La semana pasada se ha presentado en Madrid el libro Detrás de la Pobreza (UCAB, 2004). Siendo la primera vez que asisto a la presentación fuera de Venezuela, he vuelto a repasar algunos aspectos y a entender mejor, como suele suceder estando lejos, algunas de las discusiones que ha suscitado entre los asistentes (una mezcla de venezolanos, latinoamericanos, y españoles interesados en la cuestión venezolana, que no son pocos).
El objetivo principal es desmitificar el papel de la cultura en la actitud de los ciudadanos hacia el desarrollo. Por sí solo, esto justificaría este trabajo de siete años, sobretodo en un país que vive tachándose a sí mismo de flojo, de vivir para recibir limosnas (del gobierno), de no tener cultura productiva, en fin, de cualquier hipótesis simple, paralizante siempre, que venga a la mano para explicar nuestro propio fracaso. En pos de ese objetivo, se estudia la actitud de un conjunto de 14.000 familias venezolanas hacia el hecho productivo, procurando determinar su grado de preparación para la modernidad. La modernidad, eso sí, concebida en tres indicadores muy sencillos. Primero: ¿En qué grado se cree que lo que a uno le sucede tiene que ver con lo que uno hace? Segundo: ¿En qué medida soy capaz de confiar en aquél que es diferente a mí, que se encuentra fuera de ese círculo de confianza que se define alrededor de la familia, amigos, etc.? Tercero, ¿En qué grado soy capaz de comportarme con el exterior del círculo que me rodea, de una forma distinta a como me comporto con quienes me son más próximos? Este último requiere entender que quienes trabajan conmigo no son mis hijos o mis panas de toda la vida, y en función de eso, ¿qué tanto puedo entender que las reglas que aplican en esos ámbitos son distintas a las que aplican “en mi casa”?
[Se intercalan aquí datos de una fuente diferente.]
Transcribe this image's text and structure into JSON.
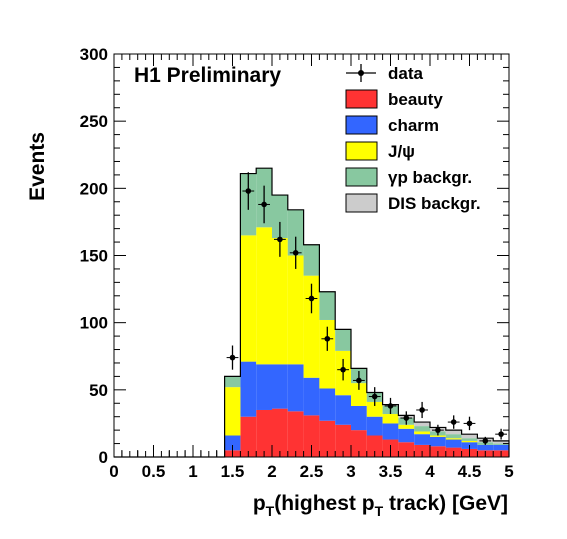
{
  "chart_data": {
    "type": "bar",
    "stacked": true,
    "annotation": "H1 Preliminary",
    "xlabel": {
      "main": "p",
      "sub1": "T",
      "mid": "(highest p",
      "sub2": "T",
      "tail": " track) [GeV]"
    },
    "ylabel": "Events",
    "xlim": [
      0,
      5
    ],
    "ylim": [
      0,
      300
    ],
    "x_ticks": [
      "0",
      "0.5",
      "1",
      "1.5",
      "2",
      "2.5",
      "3",
      "3.5",
      "4",
      "4.5",
      "5"
    ],
    "y_ticks": [
      "0",
      "50",
      "100",
      "150",
      "200",
      "250",
      "300"
    ],
    "bin_edges": [
      0,
      0.2,
      0.4,
      0.6,
      0.8,
      1.0,
      1.2,
      1.4,
      1.6,
      1.8,
      2.0,
      2.2,
      2.4,
      2.6,
      2.8,
      3.0,
      3.2,
      3.4,
      3.6,
      3.8,
      4.0,
      4.2,
      4.4,
      4.6,
      4.8,
      5.0
    ],
    "series": [
      {
        "name": "beauty",
        "color": "#ff3333",
        "values": [
          0,
          0,
          0,
          0,
          0,
          0,
          0,
          5,
          30,
          35,
          36,
          34,
          31,
          27,
          24,
          20,
          16,
          13,
          11,
          9,
          8,
          7,
          6,
          5,
          5
        ]
      },
      {
        "name": "charm",
        "color": "#3366ff",
        "values": [
          0,
          0,
          0,
          0,
          0,
          0,
          0,
          11,
          41,
          34,
          33,
          35,
          28,
          24,
          22,
          18,
          14,
          12,
          10,
          8,
          7,
          6,
          5,
          4,
          4
        ]
      },
      {
        "name": "J/ψ",
        "color": "#ffff00",
        "values": [
          0,
          0,
          0,
          0,
          0,
          0,
          0,
          36,
          94,
          102,
          94,
          81,
          76,
          51,
          33,
          17,
          11,
          7,
          3,
          2,
          1,
          1,
          1,
          0,
          0
        ]
      },
      {
        "name": "γp backgr.",
        "color": "#88c8a0",
        "values": [
          0,
          0,
          0,
          0,
          0,
          0,
          0,
          8,
          46,
          44,
          32,
          34,
          23,
          21,
          16,
          11,
          7,
          6,
          5,
          4,
          3,
          3,
          2,
          2,
          1
        ]
      },
      {
        "name": "DIS backgr.",
        "color": "#cccccc",
        "values": [
          0,
          0,
          0,
          0,
          0,
          0,
          0,
          0,
          0,
          0,
          0,
          0,
          0,
          0,
          0,
          0,
          0,
          1,
          2,
          3,
          3,
          3,
          3,
          3,
          2
        ]
      }
    ],
    "data": {
      "name": "data",
      "values": [
        0,
        0,
        0,
        0,
        0,
        0,
        0,
        74,
        198,
        188,
        162,
        152,
        118,
        88,
        65,
        57,
        45,
        38,
        29,
        35,
        20,
        26,
        25,
        12,
        17
      ],
      "errors": [
        0,
        0,
        0,
        0,
        0,
        0,
        0,
        9,
        14,
        14,
        13,
        12,
        11,
        9,
        8,
        7,
        7,
        6,
        5,
        6,
        4,
        5,
        5,
        3,
        4
      ]
    },
    "legend_position": "top-right"
  }
}
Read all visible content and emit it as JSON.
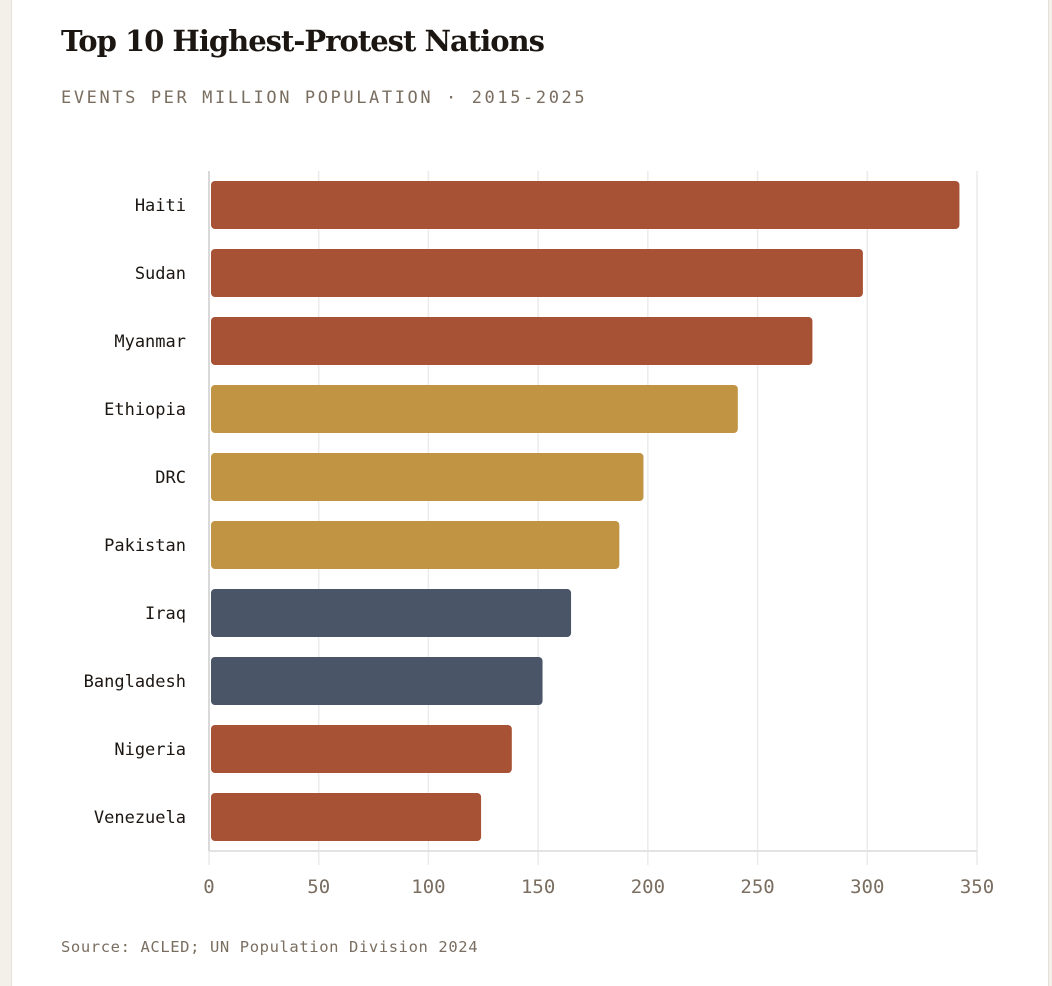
{
  "chart_data": {
    "type": "bar",
    "orientation": "horizontal",
    "title": "Top 10 Highest-Protest Nations",
    "subtitle": "EVENTS PER MILLION POPULATION · 2015-2025",
    "source": "Source: ACLED; UN Population Division 2024",
    "xlabel": "",
    "ylabel": "",
    "xlim": [
      0,
      350
    ],
    "xticks": [
      0,
      50,
      100,
      150,
      200,
      250,
      300,
      350
    ],
    "grid": "vertical",
    "categories": [
      "Haiti",
      "Sudan",
      "Myanmar",
      "Ethiopia",
      "DRC",
      "Pakistan",
      "Iraq",
      "Bangladesh",
      "Nigeria",
      "Venezuela"
    ],
    "values": [
      342,
      298,
      275,
      241,
      198,
      187,
      165,
      152,
      138,
      124
    ],
    "bar_color_groups": [
      "rust",
      "rust",
      "rust",
      "gold",
      "gold",
      "gold",
      "slate",
      "slate",
      "rust",
      "rust"
    ],
    "colors": {
      "rust": "#A85235",
      "gold": "#C19443",
      "slate": "#4A5568"
    }
  }
}
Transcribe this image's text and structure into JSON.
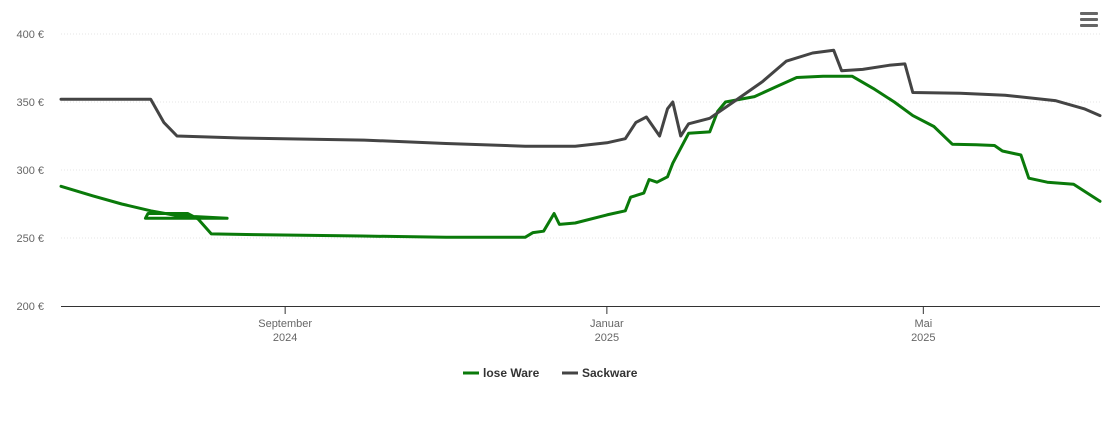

Entre los resultados que más llaman la atención de este estudio está el hecho de que si bien 80% de los pobres venezolanos presentan actitudes que, vistas en conjunto, no son modernas, esa cifra alcanza 50% entre los más adinerados. Este hecho ha suscitado entre los asistentes la observación evidente de que, si bien eso es sorprendente, más sorprendente aún es que el negativo de esos tres rasgos, el elixir de la no-modernidad, sea la conducta de las propias clases gobernantes venezolanas. Incapaces de entender el destino del país como una cosa distinta a la evolución del Brent y del West Texas Intermediate, incapaces de confiar en quien es diferente, e incapaces de comportarse en su ámbito de trabajo de una forma distinta a como se comportarían con sus familiares y amigos más cercanos, no hay nadie menos preparado para la modernidad, o digamos, más listo para saltar hacia el anti-modernismo, que nuestros propios gobiernos.
De este primer nivel de discusión se desprende de forma natural el debate sobre si las clases que gobiernan un país son espejo, o si por el contrario, sirven de modelo de conducta a quienes representan. Es evidente que si bien el primero resulta un aspecto positivo del hecho electoral, el segundo es un aspecto normativo: Quien gobierna es espejo de quien lo elige, pero debe saber ser a la vez modelo. Esto ya fue resaltado por Oscar Arias en su visita del año pasado a Venezuela: Liderazgo no es complacer, es por encima de cualquier otra cosa persuadir, convencer, hacer entender.
De aquí se deriva una discusión adicional, que quedará de tarea: Si es evidente que la transformación y los modelos que Venezuela requiere para acceder a la modernidad y al desarrollo (hecho este sobre cuya conveniencia sí coincide la inmensa mayoría de las familias estudiadas) no van a venir de la clase política dirigente, ni de los pobres, ni de la mitad de los “ricos”, ¿de dónde puede venir?